Anger at Black Lives Matter protests misunderstood
To the Editor:
The anger and rage being shown at BLM protests across the country is difficult to understand without knowing the history that is not taught in our schools. Without knowledge of this untaught history, we can’t understand what is meant by claims of “systemic” and “structural” racism. But our public records show how our government has treated racism.
Richard Rothstein is one of several scholars that have recently brought attention to parts of our untaught history. In his book, “The Color of Law,” Rothstein describes the Federal Government’s key contributions to encouraging a racial system through Federally funded housing that was designated for whites only or for blacks only, with fines and imprisonment for violators. Racially-based laws and rules in the first half of the 20th century established housing and job patterns that persist today, particularly in our cities. Since blacks were largely excluded by law from purchasing homes in the suburbs when many industries moved out of the cities in the ’50s and ’60s, the job opportunities for blacks were limited by the lack of housing near jobs. Local tax support for public schools and quality of education dropped as black neighborhoods became poorer, which made escape from black housing projects difficult. Over time, this entrapment led to despair, drug use, and crime.

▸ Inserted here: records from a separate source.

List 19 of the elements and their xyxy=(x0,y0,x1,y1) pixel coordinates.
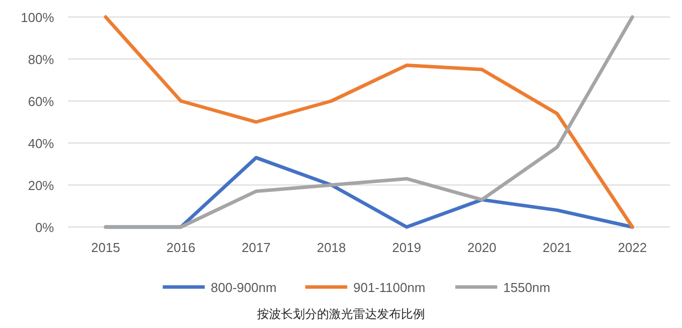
x-tick-label: 2017 xyxy=(242,240,271,255)
y-tick-label: 20% xyxy=(28,178,54,193)
y-tick-label: 80% xyxy=(28,52,54,67)
legend-label: 901-1100nm xyxy=(353,280,426,295)
text: 按波长划分的激光雷达发布比例 xyxy=(257,307,425,321)
legend-label: 800-900nm xyxy=(210,280,277,295)
x-tick-label: 2015 xyxy=(91,240,120,255)
x-tick-label: 2020 xyxy=(467,240,496,255)
y-tick-label: 40% xyxy=(28,136,54,151)
y-tick-label: 0% xyxy=(35,220,54,235)
y-tick-label: 100% xyxy=(20,10,54,25)
x-tick-label: 2016 xyxy=(166,240,196,255)
line-series xyxy=(104,15,634,229)
legend-label: 1550nm xyxy=(503,280,550,295)
y-tick-label: 60% xyxy=(28,94,54,109)
x-tick-label: 2018 xyxy=(316,240,346,255)
x-tick-label: 2019 xyxy=(392,240,422,255)
x-tick-label: 2021 xyxy=(542,240,572,255)
x-tick-label: 2022 xyxy=(618,240,647,255)
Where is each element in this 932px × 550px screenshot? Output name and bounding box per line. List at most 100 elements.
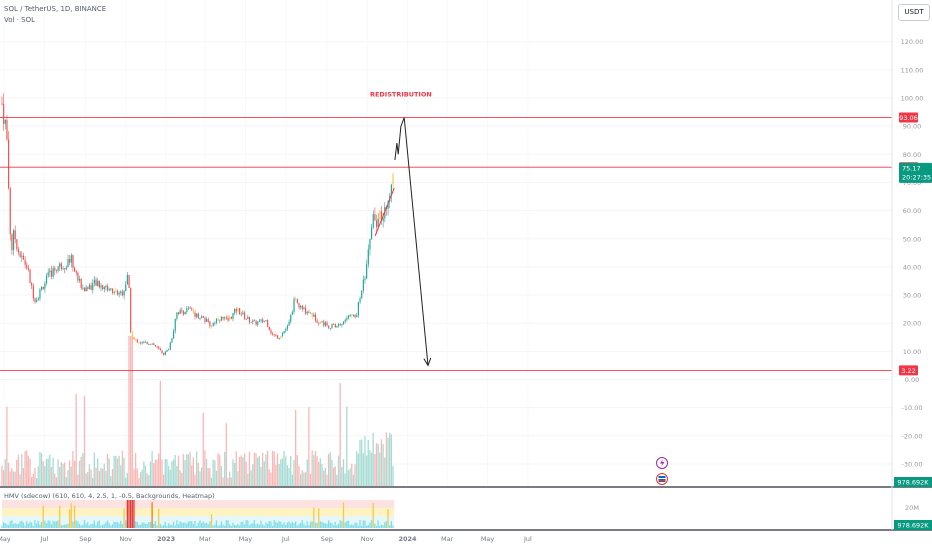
candle-body (95, 279, 97, 286)
indicator-bar (364, 520, 366, 528)
indicator-bar (219, 525, 221, 528)
volume-bar (92, 477, 94, 486)
volume-bar (377, 444, 379, 486)
time-tick-label: May (0, 535, 11, 543)
volume-bar (123, 457, 125, 486)
volume-bar (111, 469, 114, 486)
indicator-bar (176, 520, 178, 528)
volume-bar (243, 453, 246, 486)
candle-body (105, 285, 107, 288)
indicator-bar (258, 524, 260, 528)
projection-drawing[interactable] (394, 117, 432, 367)
volume-bar (276, 453, 279, 486)
indicator-bar (143, 522, 145, 528)
candle-body (245, 318, 247, 320)
candle-body (234, 309, 236, 313)
volume-bar (4, 459, 6, 486)
volume-bar (379, 452, 381, 486)
time-tick-label: 2023 (157, 535, 175, 543)
candle-body (128, 275, 130, 288)
candle-body (375, 220, 378, 228)
candle-body (67, 259, 69, 268)
indicator-bar (260, 520, 262, 528)
candle-body (113, 292, 115, 293)
candle-body (131, 332, 133, 339)
candle-body (390, 184, 392, 196)
candle-body (346, 318, 348, 320)
indicator-bar (278, 521, 280, 528)
indicator-bar (293, 522, 295, 528)
volume-bar (1, 465, 3, 486)
rising-support-trendline[interactable] (374, 187, 395, 237)
candle-body (285, 329, 287, 331)
lightning-icon[interactable] (656, 457, 668, 469)
indicator-bar (235, 525, 237, 528)
candle-body (392, 173, 394, 185)
indicator-bar (303, 523, 305, 528)
volume-bar (37, 466, 39, 486)
volume-bar (88, 464, 91, 486)
volume-bar (313, 455, 315, 486)
indicator-bar (67, 523, 69, 528)
candle-body (149, 343, 152, 345)
indicator-bar (64, 524, 66, 528)
candle-body (17, 249, 20, 253)
symbol-title[interactable]: SOL / TetherUS, 1D, BINANCE (4, 5, 107, 13)
redistribution-annotation[interactable]: REDISTRIBUTION (370, 91, 432, 99)
indicator-bar (44, 520, 46, 528)
candle-body (293, 298, 295, 313)
indicator-bar (192, 524, 194, 528)
candle-body (187, 307, 190, 309)
candle-body (374, 214, 376, 221)
time-tick-label: May (239, 535, 253, 543)
volume-bar (29, 458, 31, 486)
indicator-bar (37, 520, 39, 528)
volume-indicator-label[interactable]: Vol · SOL (4, 16, 36, 24)
indicator-bar (9, 521, 11, 528)
candle-body (303, 307, 305, 309)
time-tick-label: Mar (199, 535, 212, 543)
indicator-bar (126, 500, 128, 528)
hmv-indicator-label[interactable]: HMV (sdecow) (610, 610, 4, 2.5, 1, -0.5,… (4, 492, 215, 500)
price-axis[interactable]: 120.00 110.00 100.00 90.00 80.00 70.00 60.00 50… (901, 38, 924, 468)
indicator-bar (148, 521, 150, 528)
horizontal-levels[interactable] (0, 117, 892, 371)
indicator-bar (342, 502, 345, 528)
volume-bar (204, 450, 206, 486)
indicator-bar (271, 525, 274, 528)
indicator-bar (280, 521, 282, 528)
volume-bar (54, 473, 56, 486)
indicator-bar (207, 524, 209, 528)
indicator-bar (47, 520, 49, 528)
candle-body (78, 278, 81, 281)
volume-bar (7, 462, 10, 486)
currency-button[interactable]: USDT (898, 4, 930, 21)
indicator-bar (163, 524, 165, 528)
indicator-bar (232, 522, 234, 528)
candle-body (201, 316, 203, 318)
candle-body (326, 322, 328, 326)
indicator-bar (7, 524, 10, 528)
volume-bar (108, 458, 110, 486)
candle-body (1, 103, 3, 105)
flag-icon[interactable] (656, 473, 668, 485)
trendline[interactable] (374, 187, 395, 237)
projection-path[interactable] (394, 117, 429, 366)
indicator-bar (243, 524, 246, 528)
candle-body (212, 323, 214, 327)
volume-bar (280, 459, 282, 486)
candle-body (280, 336, 282, 339)
indicator-bar (199, 520, 201, 528)
candle-body (138, 342, 140, 344)
volume-bar (159, 380, 161, 486)
candle-body (82, 287, 84, 289)
time-axis[interactable]: May Jul Sep Nov 2023 Mar May Jul Sep Nov 2024 Mar Ma… (0, 535, 532, 543)
volume-bar (334, 466, 336, 486)
indicator-bar (229, 524, 231, 528)
volume-bar (227, 477, 229, 486)
volume-bar (194, 474, 196, 486)
candle-body (11, 234, 13, 251)
indicator-bar (50, 524, 53, 528)
candle-body (352, 314, 355, 316)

The Federal Government’s key role began with the construction of public housing during housing shortages in the 1930s and ’40s. These projects were for middle-class families, not low income. Housing shortages were due to the rapid development of industries in cities. For example, to support the rapid building of ships for our Navy during WWII, the population of Richmond, CA, a ship-building town, swelled from 24,000 to more than 100,000 in just five years. Government funding was the only way to build so much, so fast. But the only way to get Congressional passage of funding for these projects was to include the requirement that housing be racially segregated. Prior to public housing, many of the working-class neighborhoods in cities, particularly outside the South, had been racially mixed. That changed with public housing.

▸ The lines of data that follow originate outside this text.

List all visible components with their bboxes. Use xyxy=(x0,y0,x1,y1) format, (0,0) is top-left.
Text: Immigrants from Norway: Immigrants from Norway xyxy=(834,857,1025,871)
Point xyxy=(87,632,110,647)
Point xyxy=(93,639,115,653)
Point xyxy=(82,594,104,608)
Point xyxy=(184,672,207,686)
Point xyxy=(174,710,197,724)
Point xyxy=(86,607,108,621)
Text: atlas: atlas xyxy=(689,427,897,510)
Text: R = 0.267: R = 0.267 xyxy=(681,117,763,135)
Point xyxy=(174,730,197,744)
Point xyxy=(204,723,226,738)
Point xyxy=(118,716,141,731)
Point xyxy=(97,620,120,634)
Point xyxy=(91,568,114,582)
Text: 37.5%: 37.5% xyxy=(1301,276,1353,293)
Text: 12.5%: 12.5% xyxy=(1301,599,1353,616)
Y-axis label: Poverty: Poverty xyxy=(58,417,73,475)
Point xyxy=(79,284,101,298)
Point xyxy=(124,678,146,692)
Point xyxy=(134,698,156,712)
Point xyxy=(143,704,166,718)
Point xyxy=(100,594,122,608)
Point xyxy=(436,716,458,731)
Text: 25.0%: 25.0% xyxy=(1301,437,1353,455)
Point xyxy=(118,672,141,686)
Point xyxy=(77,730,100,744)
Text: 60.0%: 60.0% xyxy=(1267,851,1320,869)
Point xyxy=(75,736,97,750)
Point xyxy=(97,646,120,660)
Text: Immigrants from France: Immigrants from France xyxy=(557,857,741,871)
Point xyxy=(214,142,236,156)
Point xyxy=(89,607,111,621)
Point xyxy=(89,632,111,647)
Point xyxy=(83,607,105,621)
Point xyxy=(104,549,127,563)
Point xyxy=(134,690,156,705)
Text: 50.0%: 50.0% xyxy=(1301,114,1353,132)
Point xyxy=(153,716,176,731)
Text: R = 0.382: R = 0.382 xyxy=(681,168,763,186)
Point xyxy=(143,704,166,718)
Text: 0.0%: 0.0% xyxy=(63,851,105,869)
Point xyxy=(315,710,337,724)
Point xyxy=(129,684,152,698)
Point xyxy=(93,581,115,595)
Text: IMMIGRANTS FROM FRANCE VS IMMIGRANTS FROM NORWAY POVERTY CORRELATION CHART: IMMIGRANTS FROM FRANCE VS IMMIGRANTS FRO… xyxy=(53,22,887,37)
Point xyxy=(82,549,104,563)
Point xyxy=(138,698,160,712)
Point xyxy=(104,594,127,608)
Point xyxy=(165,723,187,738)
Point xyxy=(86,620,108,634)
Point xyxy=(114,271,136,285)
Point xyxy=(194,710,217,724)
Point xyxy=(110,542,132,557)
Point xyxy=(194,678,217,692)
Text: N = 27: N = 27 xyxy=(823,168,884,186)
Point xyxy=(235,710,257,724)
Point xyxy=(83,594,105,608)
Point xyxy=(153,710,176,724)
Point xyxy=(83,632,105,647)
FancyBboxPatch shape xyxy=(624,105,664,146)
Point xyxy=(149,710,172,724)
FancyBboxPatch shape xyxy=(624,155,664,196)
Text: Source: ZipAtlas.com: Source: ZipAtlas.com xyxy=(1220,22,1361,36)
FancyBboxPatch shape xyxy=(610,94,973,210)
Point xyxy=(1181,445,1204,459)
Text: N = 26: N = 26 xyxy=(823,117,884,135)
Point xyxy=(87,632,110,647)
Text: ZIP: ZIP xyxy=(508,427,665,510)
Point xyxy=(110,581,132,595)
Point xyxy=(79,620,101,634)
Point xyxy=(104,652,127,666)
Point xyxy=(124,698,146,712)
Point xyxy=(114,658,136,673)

In the 1950s, as highways developed and industries moved out of cities for more land, construction of suburban housing was needed, but the financing industry was not willing to provide so many loans without government-backed loans to assure repayment. The Congressional legislation to approve FHA loan insurance included the explicit condition that the housing was for whites only, and restrictions attached to the deeds for these homes stated that they could not be sold or rented to blacks. This had the effect of trapping many blacks in cities with dwindling jobs and poorer school systems.
Racial restrictions were removed from FHA-insured loans in 1968. But decades of racial assumptions in the white suburbs made moving to these neighborhoods difficult for blacks, in addition to subtle forms of lending discrimination that have continued into the 21st Century (as shown by multiple studies).
Is it any wonder that today, the average income of blacks is only 60% of the average income of whites? Shouldn’t we all feel anger about this? Shouldn’t we all want to talk about solutions, if for no other reason than to prevent riots across the nation every few decades?